You can’t bully your way past this member of the interview panel. Building rapport is very important in an interview.
In my opinion, all you can do is to keep fighting (subtly, mind you) to turn the interview back to where it needs to be. ‘Humour’ his questions, as you say, and seek to go back to the key information – your experience, your attributes, your understanding of the role and your enthusiasm to prove your worth.
The onus always rests on the candidate to (forced pun alert) box-kick the interview to where it needs to go. This is true whether the interviewer is distracting you or not: in your preparation you identify the issues that the panel need to hear you talking about, and you should seek to divert every answer to a place where it deals with some of those issues.

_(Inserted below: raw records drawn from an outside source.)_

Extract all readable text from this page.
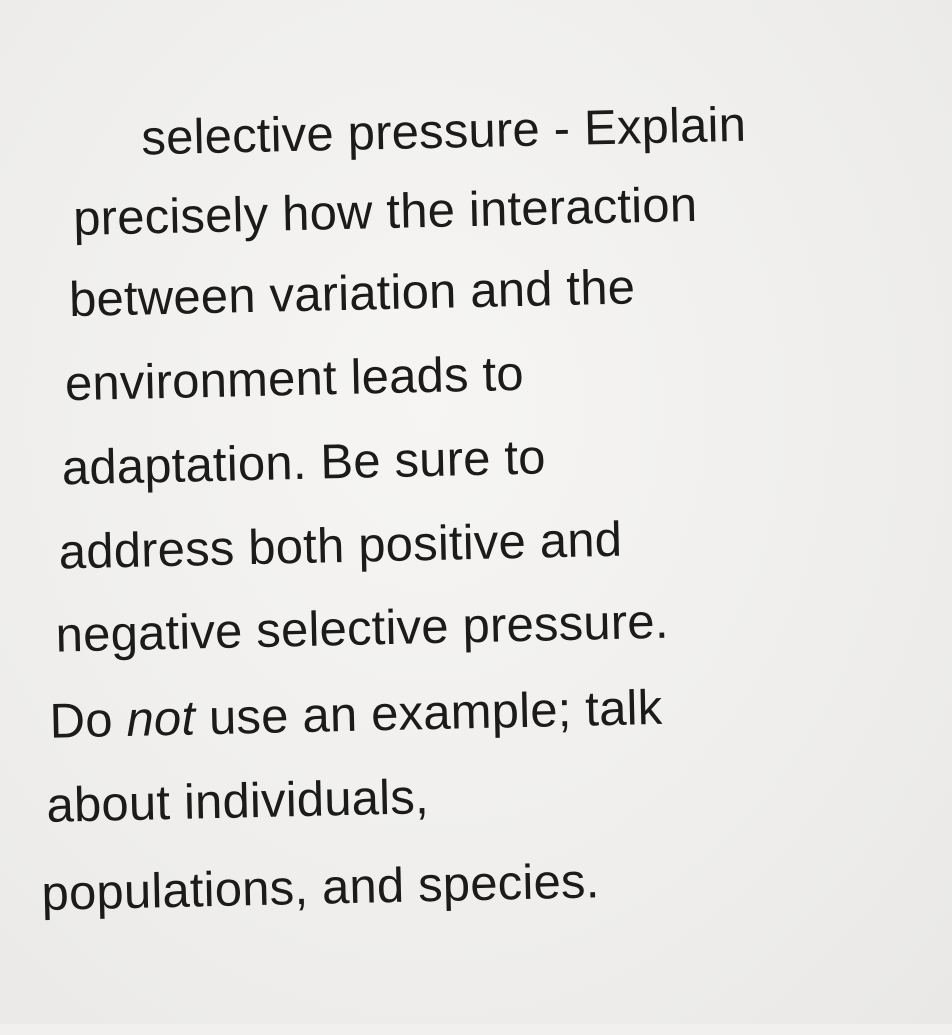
selective pressure - Explain
precisely how the interaction
between variation and the
environment leads to
adaptation. Be sure to
address both positive and
negative selective pressure.
Do not use an example; talk
about individuals,
populations, and species.
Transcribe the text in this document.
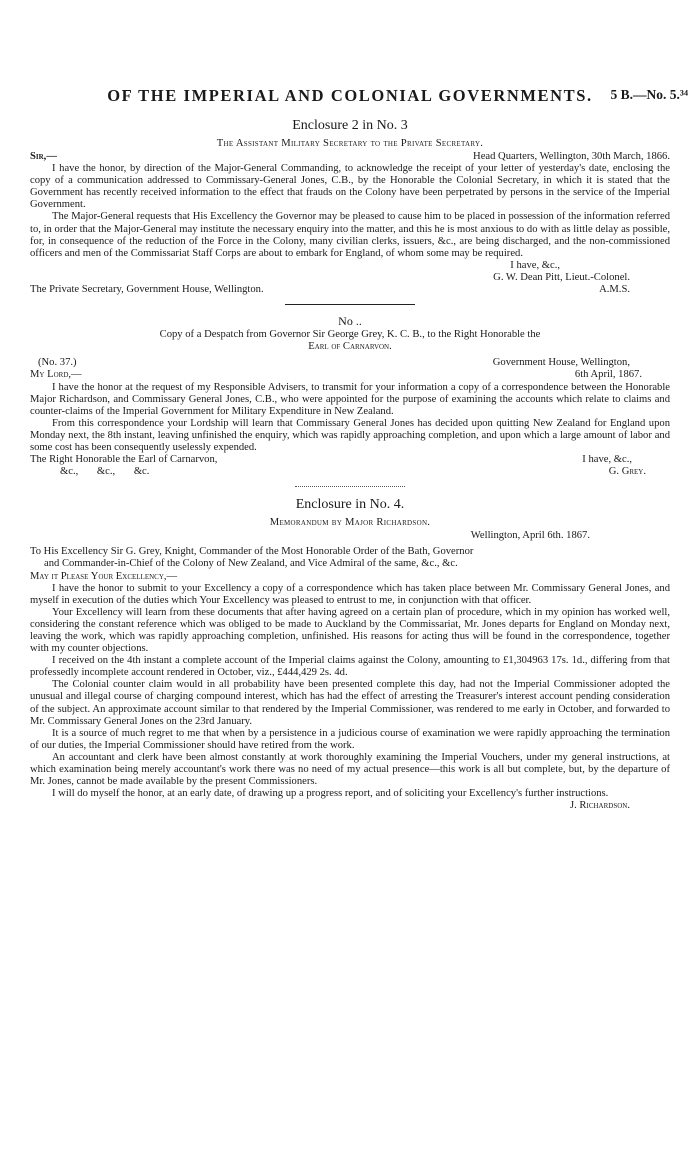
OF THE IMPERIAL AND COLONIAL GOVERNMENTS.	5 B.—No. 5.³⁴
Enclosure 2 in No. 3
The Assistant Military Secretary to the Private Secretary.
Sir,—	Head Quarters, Wellington, 30th March, 1866.

I have the honor, by direction of the Major-General Commanding, to acknowledge the receipt of your letter of yesterday's date, enclosing the copy of a communication addressed to Commissary-General Jones, C.B., by the Honorable the Colonial Secretary, in which it is stated that the Government has recently received information to the effect that frauds on the Colony have been perpetrated by persons in the service of the Imperial Government.

The Major-General requests that His Excellency the Governor may be pleased to cause him to be placed in possession of the information referred to, in order that the Major-General may institute the necessary enquiry into the matter, and this he is most anxious to do with as little delay as possible, for, in consequence of the reduction of the Force in the Colony, many civilian clerks, issuers, &c., are being discharged, and the non-commissioned officers and men of the Commissariat Staff Corps are about to embark for England, of whom some may be required.

I have, &c.,
G. W. Dean Pitt, Lieut.-Colonel.
The Private Secretary, Government House, Wellington.	A.M.S.
No ..
Copy of a Despatch from Governor Sir George Grey, K. C. B., to the Right Honorable the
Earl of Carnarvon.
(No. 37.)	Government House, Wellington,
My Lord,—	6th April, 1867.

I have the honor at the request of my Responsible Advisers, to transmit for your information a copy of a correspondence between the Honorable Major Richardson, and Commissary General Jones, C.B., who were appointed for the purpose of examining the accounts which relate to claims and counter-claims of the Imperial Government for Military Expenditure in New Zealand.

From this correspondence your Lordship will learn that Commissary General Jones has decided upon quitting New Zealand for England upon Monday next, the 8th instant, leaving unfinished the enquiry, which was rapidly approaching completion, and upon which a large amount of labor and some cost has been consequently uselessly expended.

The Right Honorable the Earl of Carnarvon,	I have, &c.,
&c., &c., &c.	G. Grey.
Enclosure in No. 4.
Memorandum by Major Richardson.
Wellington, April 6th. 1867.
To His Excellency Sir G. Grey, Knight, Commander of the Most Honorable Order of the Bath, Governor
and Commander-in-Chief of the Colony of New Zealand, and Vice Admiral of the same, &c., &c.
May it Please Your Excellency,—

I have the honor to submit to your Excellency a copy of a correspondence which has taken place between Mr. Commissary General Jones, and myself in execution of the duties which Your Excellency was pleased to entrust to me, in conjunction with that officer.

Your Excellency will learn from these documents that after having agreed on a certain plan of procedure, which in my opinion has worked well, considering the constant reference which was obliged to be made to Auckland by the Commissariat, Mr. Jones departs for England on Monday next, leaving the work, which was rapidly approaching completion, unfinished. His reasons for acting thus will be found in the correspondence, together with my counter objections.

I received on the 4th instant a complete account of the Imperial claims against the Colony, amounting to £1,304963 17s. 1d., differing from that professedly incomplete account rendered in October, viz., £444,429 2s. 4d.

The Colonial counter claim would in all probability have been presented complete this day, had not the Imperial Commissioner adopted the unusual and illegal course of charging compound interest, which has had the effect of arresting the Treasurer's interest account pending consideration of the subject. An approximate account similar to that rendered by the Imperial Commissioner, was rendered to me early in October, and forwarded to Mr. Commissary General Jones on the 23rd January.

It is a source of much regret to me that when by a persistence in a judicious course of examination we were rapidly approaching the termination of our duties, the Imperial Commissioner should have retired from the work.

An accountant and clerk have been almost constantly at work thoroughly examining the Imperial Vouchers, under my general instructions, at which examination being merely accountant's work there was no need of my actual presence—this work is all but complete, but, by the departure of Mr. Jones, cannot be made available by the present Commissioners.

I will do myself the honor, at an early date, of drawing up a progress report, and of soliciting your Excellency's further instructions.

J. Richardson.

If you were prepared to that level before going in, chances are you would be better able to handle this would-be George Hook.
Of course, it may not have cost you the job at all. You should not judge our interview performance solely by the result. You should learn to evaluate how you performed by your own scientific grid (email Interview Assessment to firstname.lastname@example.org and we will send you a grid that you can work off) and aim to improve your performance every single time.
A bit like what Joe Schmidt would be saying to the boys.
This week’s top tip
Address the elephant in the room. If you know you have a certain deficiency, and they know you have a certain deficiency, and they know you know, and you know they know, it’s best to bring it out into the open.
They might not ask the question to reveal this deficiency. But if they are likely to focus on it when you leave the room, it’s a good idea for you to have addressed it earlier.
It might just be something along the lines of: “I know there’s one area where I don’t have a huge amount of experience, namely managing budgets, but I’m a quick learner and I am currently studying a course on financial management, and I’m confident I will get up to speed soon enough. It’s certainly an area I would be prioritising were I to get this job.”
Don’t introduce deficiencies they hadn’t thought about – but if there is something obvious, be the one to address it and, in so doing, attempt to minimise it.